The reason this works is because the string "ddddd"
is a pointer in your code.
In C strings are arrays of characters which are NULL terminated. So when we reference the array of characters that makes up the string "ddddd"
, it will implicitly decay to a pointer to the first element of the array.
Upvotes: 2
Reputation: 48010
I find it easiest to understand these situations with pictures. By the time your program is finished, it has set up the pointer-to-pointer variable strarray
so that it looks like this:
+---------+
strarray: | * |
+----|----+
|
|
v
+---------+
| ????? |
+---------+
| ????? |
+---------+
| ????? |
+---------+
| ????? |
+---------+ +---+---+---+---+---+----+
| *-----------> | d | d | d | d | d | \0 |
+---------+ +---+---+---+---+---+----+
| ????? |
+---------+
| ????? |
+---------+
| ????? |
+---------+
| ????? |
+---------+
| ????? |
+---------+
When you called malloc
, you got an unnamed block of memory suitable for containing 10 pointers. You assign strarray
to point to that block of memory, which acts so much like an array it might as well be one. You set the fifth element of that "array" to point to the string "ddddd"
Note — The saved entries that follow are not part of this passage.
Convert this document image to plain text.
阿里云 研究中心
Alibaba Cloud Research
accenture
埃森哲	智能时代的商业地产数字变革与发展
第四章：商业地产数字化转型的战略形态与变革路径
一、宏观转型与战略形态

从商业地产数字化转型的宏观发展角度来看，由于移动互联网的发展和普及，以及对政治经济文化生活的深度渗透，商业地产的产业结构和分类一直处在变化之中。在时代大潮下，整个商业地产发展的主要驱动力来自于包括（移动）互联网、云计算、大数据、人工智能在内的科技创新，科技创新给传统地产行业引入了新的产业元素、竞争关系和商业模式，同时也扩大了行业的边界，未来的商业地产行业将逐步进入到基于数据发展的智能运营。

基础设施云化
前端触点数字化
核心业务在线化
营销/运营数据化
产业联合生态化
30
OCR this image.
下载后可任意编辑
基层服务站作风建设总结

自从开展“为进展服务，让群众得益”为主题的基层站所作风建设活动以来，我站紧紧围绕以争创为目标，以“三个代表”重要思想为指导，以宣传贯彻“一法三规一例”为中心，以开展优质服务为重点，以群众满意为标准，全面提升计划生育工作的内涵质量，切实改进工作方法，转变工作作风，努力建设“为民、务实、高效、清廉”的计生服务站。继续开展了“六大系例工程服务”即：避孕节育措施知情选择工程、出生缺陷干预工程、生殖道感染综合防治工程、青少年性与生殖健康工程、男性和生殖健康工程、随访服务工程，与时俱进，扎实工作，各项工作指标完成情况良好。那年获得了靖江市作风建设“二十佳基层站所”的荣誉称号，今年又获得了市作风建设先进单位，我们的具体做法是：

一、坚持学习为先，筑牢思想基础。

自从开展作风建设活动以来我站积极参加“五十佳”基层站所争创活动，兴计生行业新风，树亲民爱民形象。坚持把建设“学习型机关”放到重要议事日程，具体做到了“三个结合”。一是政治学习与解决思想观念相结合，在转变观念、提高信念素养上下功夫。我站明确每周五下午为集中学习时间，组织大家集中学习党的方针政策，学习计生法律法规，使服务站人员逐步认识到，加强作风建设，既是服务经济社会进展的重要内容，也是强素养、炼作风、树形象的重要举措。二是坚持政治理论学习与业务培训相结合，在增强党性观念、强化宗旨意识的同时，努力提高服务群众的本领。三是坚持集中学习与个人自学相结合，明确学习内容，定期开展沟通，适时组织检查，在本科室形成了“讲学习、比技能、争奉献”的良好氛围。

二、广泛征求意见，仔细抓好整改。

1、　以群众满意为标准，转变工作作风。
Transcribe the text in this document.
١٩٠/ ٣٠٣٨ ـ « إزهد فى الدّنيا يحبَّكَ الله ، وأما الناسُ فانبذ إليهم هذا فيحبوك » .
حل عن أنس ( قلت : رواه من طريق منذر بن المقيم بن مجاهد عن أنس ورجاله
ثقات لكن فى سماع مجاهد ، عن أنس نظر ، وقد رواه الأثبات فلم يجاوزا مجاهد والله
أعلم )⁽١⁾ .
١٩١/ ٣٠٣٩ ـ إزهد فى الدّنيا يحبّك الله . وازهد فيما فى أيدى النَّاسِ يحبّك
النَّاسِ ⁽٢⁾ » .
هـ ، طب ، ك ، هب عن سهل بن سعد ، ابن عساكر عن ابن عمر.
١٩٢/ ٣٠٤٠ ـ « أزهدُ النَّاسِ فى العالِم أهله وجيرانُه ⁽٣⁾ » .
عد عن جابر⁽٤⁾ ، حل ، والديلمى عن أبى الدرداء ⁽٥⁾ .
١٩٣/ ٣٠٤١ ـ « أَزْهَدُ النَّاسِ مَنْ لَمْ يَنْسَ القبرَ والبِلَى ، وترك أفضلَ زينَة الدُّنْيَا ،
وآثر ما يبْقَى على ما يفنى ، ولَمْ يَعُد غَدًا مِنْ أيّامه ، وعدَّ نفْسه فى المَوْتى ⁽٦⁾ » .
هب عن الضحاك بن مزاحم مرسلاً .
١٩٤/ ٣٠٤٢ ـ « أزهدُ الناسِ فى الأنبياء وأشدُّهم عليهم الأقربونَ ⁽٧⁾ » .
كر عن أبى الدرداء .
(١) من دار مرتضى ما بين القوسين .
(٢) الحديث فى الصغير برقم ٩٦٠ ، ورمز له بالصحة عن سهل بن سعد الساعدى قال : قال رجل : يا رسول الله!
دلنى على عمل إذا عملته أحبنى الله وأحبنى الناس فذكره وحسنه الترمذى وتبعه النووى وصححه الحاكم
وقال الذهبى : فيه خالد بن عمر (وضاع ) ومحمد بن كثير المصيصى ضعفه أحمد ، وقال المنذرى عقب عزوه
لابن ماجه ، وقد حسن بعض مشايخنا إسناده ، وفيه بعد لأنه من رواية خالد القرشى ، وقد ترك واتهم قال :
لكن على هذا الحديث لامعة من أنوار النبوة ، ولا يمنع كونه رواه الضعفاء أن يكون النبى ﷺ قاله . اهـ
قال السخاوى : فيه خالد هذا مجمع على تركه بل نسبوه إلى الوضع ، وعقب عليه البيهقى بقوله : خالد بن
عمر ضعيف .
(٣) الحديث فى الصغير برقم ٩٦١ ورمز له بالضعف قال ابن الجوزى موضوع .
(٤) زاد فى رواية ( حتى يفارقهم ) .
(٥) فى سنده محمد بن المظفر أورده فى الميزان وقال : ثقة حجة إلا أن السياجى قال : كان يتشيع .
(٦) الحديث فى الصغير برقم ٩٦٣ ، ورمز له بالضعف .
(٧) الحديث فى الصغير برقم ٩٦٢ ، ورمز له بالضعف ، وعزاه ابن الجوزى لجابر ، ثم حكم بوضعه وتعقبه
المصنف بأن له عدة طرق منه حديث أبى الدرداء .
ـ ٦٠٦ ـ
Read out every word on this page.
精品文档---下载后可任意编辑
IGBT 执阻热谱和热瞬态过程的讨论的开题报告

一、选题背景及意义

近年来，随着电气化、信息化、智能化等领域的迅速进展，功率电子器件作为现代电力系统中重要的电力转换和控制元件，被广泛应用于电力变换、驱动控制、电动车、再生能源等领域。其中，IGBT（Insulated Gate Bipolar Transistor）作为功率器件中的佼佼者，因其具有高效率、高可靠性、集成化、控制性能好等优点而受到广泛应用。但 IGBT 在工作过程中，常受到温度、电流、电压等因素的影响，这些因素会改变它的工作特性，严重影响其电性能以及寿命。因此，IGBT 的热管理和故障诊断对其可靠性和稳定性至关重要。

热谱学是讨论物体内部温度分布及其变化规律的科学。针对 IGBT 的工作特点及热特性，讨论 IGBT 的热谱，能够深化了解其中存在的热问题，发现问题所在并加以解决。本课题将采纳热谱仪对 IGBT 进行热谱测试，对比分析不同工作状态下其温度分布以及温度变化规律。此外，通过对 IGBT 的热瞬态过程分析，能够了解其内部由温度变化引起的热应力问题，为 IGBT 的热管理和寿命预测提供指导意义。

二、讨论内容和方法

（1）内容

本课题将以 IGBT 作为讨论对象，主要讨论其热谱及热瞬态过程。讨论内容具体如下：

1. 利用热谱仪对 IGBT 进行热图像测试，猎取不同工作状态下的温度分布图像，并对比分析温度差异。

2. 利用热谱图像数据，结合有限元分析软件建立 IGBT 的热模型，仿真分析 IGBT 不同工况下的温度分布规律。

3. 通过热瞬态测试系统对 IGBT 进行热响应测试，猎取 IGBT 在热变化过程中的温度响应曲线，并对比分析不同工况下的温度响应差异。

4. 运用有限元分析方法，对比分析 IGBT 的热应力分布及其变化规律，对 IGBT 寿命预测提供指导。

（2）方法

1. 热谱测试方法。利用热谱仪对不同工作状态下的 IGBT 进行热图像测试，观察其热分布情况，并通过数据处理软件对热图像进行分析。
. The other 9 pointers remain indeterminate, indicated here by ?????
.
The string "ddddd"
is automatically allocated for you by the compiler, and you successfully manipulate a pointer to that string when you say
strarray[4] = "ddddd";
Upvotes: 3
Reputation: 165218
You're not copying "ddddd"
to strarray[4]
, you are copying a pointer to "ddddd"
.
All strings in C are pointers, including "ddddd"
(technically an array which "degrades" to a pointer). strarray[4]="ddddd"
is not copying "ddddd"
, it is assigning a pointer.
char *str = "ddddd";
strarray[4] = str;
Same thing.
We can print them as pointers to see they point to the same thing.